Counts the proportion of pollen grains in a honey sample to determine whether the dominant nectar source matches the claimed origin (e.g. >45% Robinia pseudoacacia pollen for single-origin acacia). The standard authenticity test for single-origin honey and a contractual deliverable for premium B2B lots.

Extracts

DER (Drug-to-Extract Ratio)

The ratio of crude plant material to finished extract — a measure of extract concentration.

Expressed as DER native (e.g. 4:1, 5:1) meaning 4–5 kg of starting plant material concentrates into 1 kg of extract. Standardised extracts often combine DER with a marker compound percentage (e.g. hawthorn extract DER 4:1, 1.8% flavonoids). The buyer specification typically references both.

Cross-border

TRACES NT Certificate of Inspection (COI)

The EU's digital certificate accompanying organic-product imports from non-EU origins.

Issued per shipment by the recognised control body in the origin country and verified by the EU importer of record via the TRACES NT system. Required for organic claims to be maintained on non-EU origin goods entering EU customs.
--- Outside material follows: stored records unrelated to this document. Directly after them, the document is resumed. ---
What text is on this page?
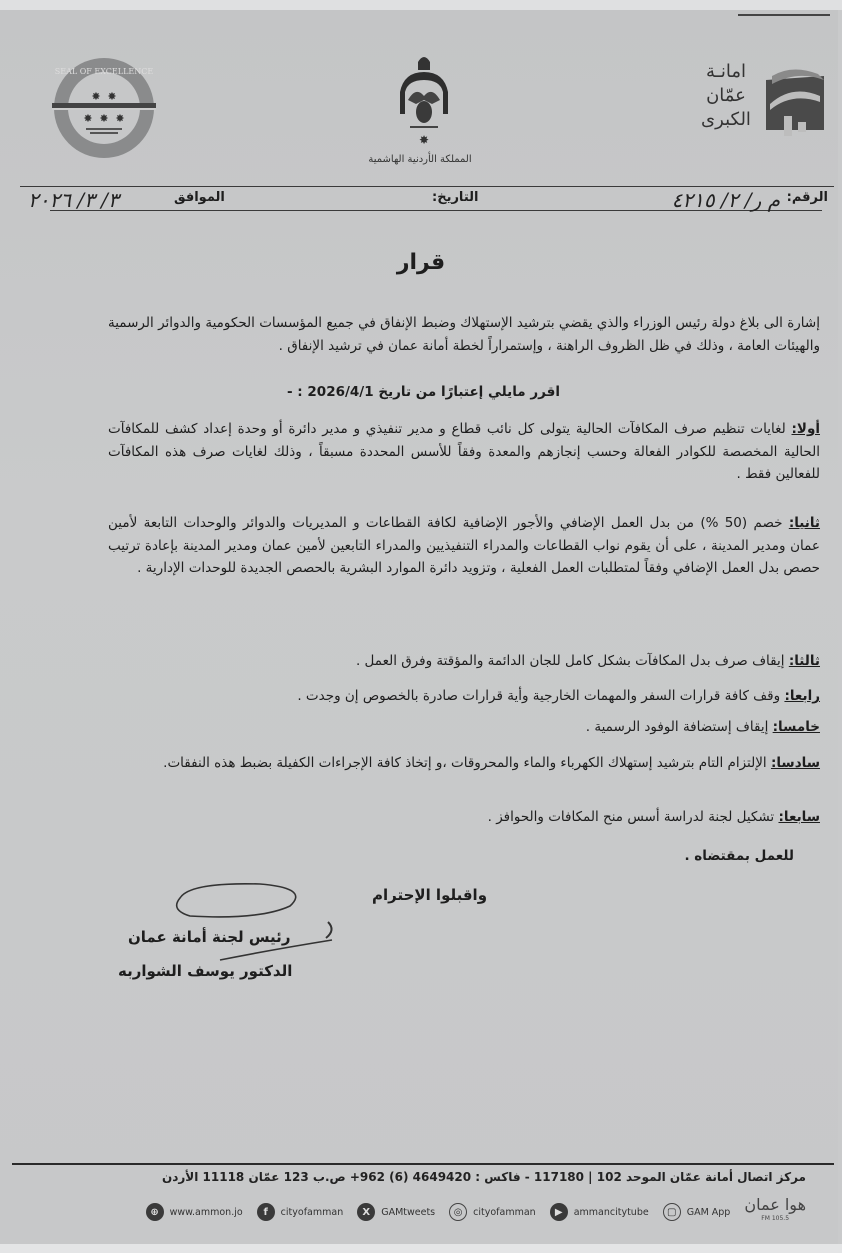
SEAL OF EXCELLENCE
✸ ✸
✸ ✸ ✸
✸
المملكة الأردنية الهاشمية
امانـة
عمّان
الكبرى
الرقم:
م ر/ ٢/ ٤٢١٥
التاريخ:
الموافق
٣/ ٣/ ٢٠٢٦
قرار
إشارة الى بلاغ دولة رئيس الوزراء والذي يقضي بترشيد الإستهلاك وضبط الإنفاق في جميع المؤسسات الحكومية والدوائر الرسمية والهيئات العامة ، وذلك في ظل الظروف الراهنة ، وإستمراراً لخطة أمانة عمان في ترشيد الإنفاق .
اقرر مايلي إعتبارًا من تاريخ 2026/4/1 : -
أولا: لغايات تنظيم صرف المكافآت الحالية يتولى كل نائب قطاع و مدير تنفيذي و مدير دائرة أو وحدة إعداد كشف للمكافآت الحالية المخصصة للكوادر الفعالة وحسب إنجازهم والمعدة وفقاً للأسس المحددة مسبقاً ، وذلك لغايات صرف هذه المكافآت للفعالين فقط .
ثانيا: خصم (50 %) من بدل العمل الإضافي والأجور الإضافية لكافة القطاعات و المديريات والدوائر والوحدات التابعة لأمين عمان ومدير المدينة ، على أن يقوم نواب القطاعات والمدراء التنفيذيين والمدراء التابعين لأمين عمان ومدير المدينة بإعادة ترتيب حصص بدل العمل الإضافي وفقاً لمتطلبات العمل الفعلية ، وتزويد دائرة الموارد البشرية بالحصص الجديدة للوحدات الإدارية .
ثالثا: إيقاف صرف بدل المكافآت بشكل كامل للجان الدائمة والمؤقتة وفرق العمل .
رابعا: وقف كافة قرارات السفر والمهمات الخارجية وأية قرارات صادرة بالخصوص إن وجدت .
خامسا: إيقاف إستضافة الوفود الرسمية .
سادسا: الإلتزام التام بترشيد إستهلاك الكهرباء والماء والمحروقات ،و إتخاذ كافة الإجراءات الكفيلة بضبط هذه النفقات.
سابعا: تشكيل لجنة لدراسة أسس منح المكافات والحوافز .
للعمل بمقتضاه .
واقبلوا الإحترام
رئيس لجنة أمانة عمان
الدكتور يوسف الشواربه
مركز اتصال أمانة عمّان الموحد 102 | 117180 - فاكس : 4649420 (6) 962+ ص.ب 123 عمّان 11118 الأردن
هوا عمان
105.5 FM
▢	GAM App
▶	ammancitytube
◎	cityofamman
X	GAMtweets
f	cityofamman
⊕	www.ammon.jo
Without a valid COI, the goods cannot be sold as organic in the EU even if the origin certification is genuine.

Logistics

Incoterms 2020

International commercial terms published by the ICC that define seller / buyer responsibilities for delivery.

The most common in EU botanical B2B: EXW (Ex Works — buyer takes everything), FCA (Free Carrier), CPT (Carriage Paid To), DDP (Delivered Duty Paid — seller arranges everything). For new commercial relationships DDP is the strongest trust signal; EXW from an unknown supplier is a yellow flag.

Commercial

MOQ (Minimum Order Quantity)

The smallest order a supplier will accept on commercial terms.

For botanical raw materials, typical MOQs are 25 kg for dried herbs / fruit / powder (one paper-bag unit), 5–10 kg for cold-pressed oils, 300 kg for honey (one steel drum), 1–2 MT for industrial juice concentrate. Below MOQ, supplier may quote at a premium or refuse the order; sample volumes (100 g–1 kg) ship under different terms.

Reverse charge (intra-EU B2B VAT)

A VAT mechanism where the buyer accounts for VAT on cross-border B2B intra-EU supplies.

Both parties must be VAT-registered and listed in VIES. The supplier issues a zero-rated invoice with the buyer's VAT number; the buyer accounts for VAT in their domestic return. Standard for intra-EU B2B trade in botanical raw materials between VAT-registered entities.